Most believe the prince in verse 26, who destroys the city, is Titus, the Roman general who indeed destroys Jerusalem in 70 A.D. Notice also the exact wording Jesus uses regarding the beginning of birth pains in Matthew 24, describing it as a time of war and desolation. 

Matthew 24:7–8 (ESV) For nation will rise against nation, and kingdom against kingdom, and there will be famines and earthquakes in various places. 8 All these are but the beginning of the birth pains.

The world has been covered with war and desolation in various places continuously throughout history since the time of Christ's resurrection. The next verse, however, is where we get the concept of a final "week" of severe trouble initiated by a world leader who will re-present the Roman empire, making Jerusalem desolate once more. 

Daniel 9:27 (ESV) And he shall make a strong covenant with many for one week, and for half of the week he shall put an end to sacrifice and offering. And on the wing of abominations shall come one who makes desolate, until the decreed end is poured out on the desolator.”

This "week" is that missing week from the 490 mentioned earlier. We call this time the tribulation. The time begins with an agreement between this world leader (the little horn from Daniel's visions in chapters 2 and 7) and the Jewish people. The same people who rejected Christ will covenant with the world leader because their temple and land were more critical than their eternal salvation. 

Notice Jesus' words in John 5:
John 5:43 (ESV) I have come in my Father’s name, and you do not receive me. If another comes in his own name, you will receive him.

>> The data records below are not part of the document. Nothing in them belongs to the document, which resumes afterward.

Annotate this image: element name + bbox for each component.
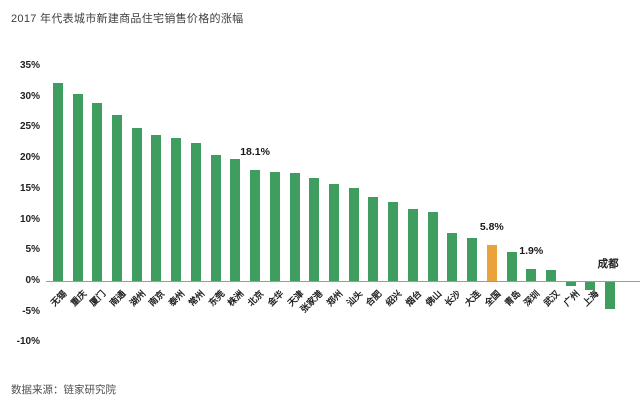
bar-value-annotation: 5.8% xyxy=(479,221,504,234)
y-axis-tick-label: 20% xyxy=(19,152,40,164)
x-axis-line xyxy=(46,281,640,282)
bar-value-annotation: 1.9% xyxy=(519,245,544,258)
y-axis-tick-label: 35% xyxy=(19,59,40,71)
bar xyxy=(190,142,201,281)
bar xyxy=(348,188,359,281)
y-axis-tick-label: -10% xyxy=(16,336,40,348)
x-axis-label: 成都 xyxy=(597,258,619,270)
bar xyxy=(368,196,379,281)
y-axis-tick-label: 0% xyxy=(25,275,40,286)
bar xyxy=(605,282,616,310)
bar xyxy=(427,212,438,281)
bar xyxy=(112,115,123,281)
bar xyxy=(210,155,221,281)
bar xyxy=(131,128,142,281)
bar xyxy=(467,237,478,281)
chart-title: 2017 年代表城市新建商品住宅销售价格的涨幅 xyxy=(11,13,244,25)
bar xyxy=(447,233,458,281)
bar xyxy=(250,169,261,281)
y-axis-tick-label: 5% xyxy=(25,244,40,256)
y-axis-tick-label: 15% xyxy=(19,182,40,194)
bar xyxy=(171,137,182,281)
bar xyxy=(289,173,300,281)
y-axis-tick-label: 10% xyxy=(19,213,40,225)
data-source-note: 数据来源：链家研究院 xyxy=(11,384,116,396)
bar xyxy=(72,93,83,281)
bar xyxy=(585,282,596,290)
bar xyxy=(407,209,418,281)
bar xyxy=(486,245,497,281)
bar xyxy=(506,252,517,281)
bar xyxy=(151,134,162,281)
bar xyxy=(329,183,339,281)
bar xyxy=(269,171,280,281)
bar xyxy=(526,269,537,281)
bar xyxy=(92,102,103,281)
bar xyxy=(230,158,241,281)
bar xyxy=(565,282,576,287)
bar xyxy=(52,83,63,281)
bar xyxy=(388,201,399,281)
bar xyxy=(545,269,556,281)
y-axis-tick-label: -5% xyxy=(22,305,40,317)
y-axis-tick-label: 25% xyxy=(19,121,40,133)
bar-value-annotation: 18.1% xyxy=(240,145,270,158)
y-axis-tick-label: 30% xyxy=(19,90,40,102)
bar xyxy=(309,177,320,281)
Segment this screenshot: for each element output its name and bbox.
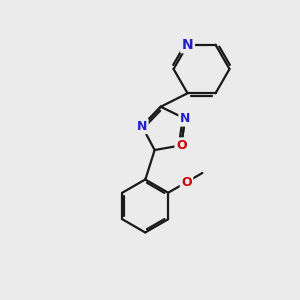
Text: O: O bbox=[176, 139, 187, 152]
Text: N: N bbox=[180, 112, 190, 125]
Text: N: N bbox=[182, 38, 194, 52]
Text: O: O bbox=[181, 176, 192, 189]
Text: N: N bbox=[137, 120, 147, 133]
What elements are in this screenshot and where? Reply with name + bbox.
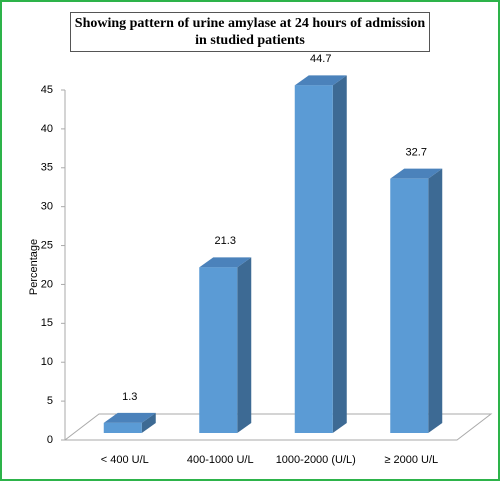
bar-top: [199, 257, 252, 268]
x-tick-label: 400-1000 U/L: [187, 454, 254, 466]
floor: [63, 413, 493, 441]
y-tick-label: 10: [41, 356, 53, 368]
x-tick-label: 1000-2000 (U/L): [276, 454, 356, 466]
bar-side: [332, 75, 347, 433]
bar: [199, 267, 238, 433]
y-tick-label: 5: [47, 395, 53, 407]
y-tick-label: 45: [41, 84, 53, 96]
bar-top: [390, 168, 443, 179]
bar-top: [103, 412, 156, 423]
y-tick-label: 0: [47, 434, 53, 446]
y-tick-label: 25: [41, 239, 53, 251]
bar: [390, 178, 429, 433]
y-axis-label: Percentage: [28, 239, 40, 295]
bar: [103, 422, 142, 433]
y-tick-label: 35: [41, 162, 53, 174]
bar-side: [428, 168, 443, 433]
bar: [294, 85, 333, 433]
y-tick-label: 30: [41, 201, 53, 213]
value-label: 21.3: [215, 235, 236, 247]
value-label: 32.7: [406, 147, 427, 159]
chart-title: Showing pattern of urine amylase at 24 h…: [70, 12, 430, 52]
x-tick-label: < 400 U/L: [101, 454, 149, 466]
value-label: 44.7: [310, 53, 331, 65]
x-tick-label: ≥ 2000 U/L: [384, 454, 438, 466]
bar-top: [294, 75, 347, 86]
bar-side: [237, 257, 252, 433]
bar-side: [141, 412, 156, 433]
y-tick-label: 15: [41, 317, 53, 329]
value-label: 1.3: [122, 391, 137, 403]
y-tick-label: 40: [41, 123, 53, 135]
y-tick-label: 20: [41, 278, 53, 290]
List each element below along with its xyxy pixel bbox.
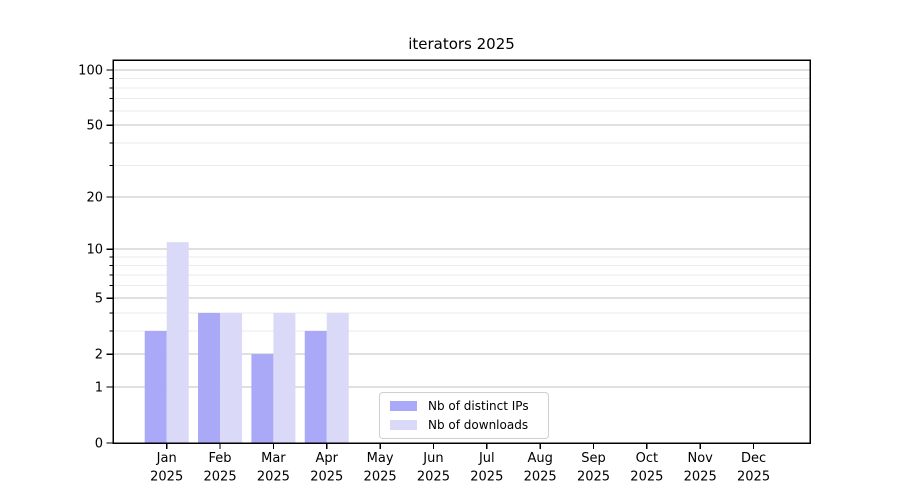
x-tick-label-month: May	[367, 451, 394, 466]
legend-label: Nb of distinct IPs	[428, 399, 529, 413]
y-tick-label: 1	[95, 380, 103, 395]
legend: Nb of distinct IPs Nb of downloads	[379, 392, 549, 439]
x-tick-label-month: Dec	[741, 451, 766, 466]
x-tick-label-month: Mar	[261, 451, 286, 466]
y-tick-label: 20	[86, 190, 103, 205]
legend-item: Nb of distinct IPs	[390, 399, 542, 413]
x-tick-label-year: 2025	[310, 470, 343, 485]
x-tick-label-month: Jun	[422, 451, 443, 466]
x-tick-label-year: 2025	[577, 470, 610, 485]
x-tick-label-month: Sep	[581, 451, 606, 466]
bar	[304, 330, 327, 443]
x-tick-label-year: 2025	[524, 470, 557, 485]
x-tick-label-year: 2025	[204, 470, 237, 485]
x-tick-label-month: Nov	[688, 451, 714, 466]
bar	[144, 330, 167, 443]
x-tick-label-year: 2025	[364, 470, 397, 485]
chart-title: iterators 2025	[408, 35, 515, 53]
x-tick-label-month: Feb	[209, 451, 232, 466]
bar	[273, 312, 296, 443]
bar	[326, 312, 349, 443]
x-tick-label-year: 2025	[150, 470, 183, 485]
y-tick-label: 0	[95, 437, 103, 452]
x-tick-label-month: Oct	[636, 451, 658, 466]
x-tick-label-year: 2025	[737, 470, 770, 485]
legend-swatch	[390, 401, 417, 411]
x-tick-label-year: 2025	[684, 470, 717, 485]
y-tick-label: 100	[78, 64, 103, 79]
y-tick-label: 10	[86, 243, 103, 258]
legend-swatch	[390, 420, 417, 430]
y-tick-label: 50	[86, 119, 103, 134]
x-tick-label-year: 2025	[630, 470, 663, 485]
legend-item: Nb of downloads	[390, 418, 542, 432]
x-tick-label-month: Aug	[527, 451, 552, 466]
x-tick-label-month: Jul	[478, 451, 495, 466]
x-tick-label-month: Apr	[316, 451, 339, 466]
legend-label: Nb of downloads	[428, 418, 529, 432]
x-tick-label-month: Jan	[156, 451, 177, 466]
x-tick-label-year: 2025	[470, 470, 503, 485]
y-tick-label: 5	[95, 292, 103, 307]
y-tick-label: 2	[95, 348, 103, 363]
bar	[198, 312, 221, 443]
x-tick-label-year: 2025	[257, 470, 290, 485]
bar	[251, 354, 274, 443]
bar	[166, 242, 189, 443]
x-tick-label-year: 2025	[417, 470, 450, 485]
bar	[220, 312, 243, 443]
plot-border	[112, 59, 811, 444]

So, where are we now? We are in a special time that Daniel did not see. He, being a Jew, represented in this moment a blindness to the fact that God's people would be made up of both Jew and Gentile as one new body. We spread the message of God's salvation offered through the sacrifice of Jesus, who put away sin on the cross, and we keep our eyes on Israel, a nation still longing to rebuild the ancient ruins and resurrect their great temple. Jesus told us to keep watch and pray for when we see these things begin to happen, His return is very near. 

What an exciting time to behold. Come, Lord Jesus!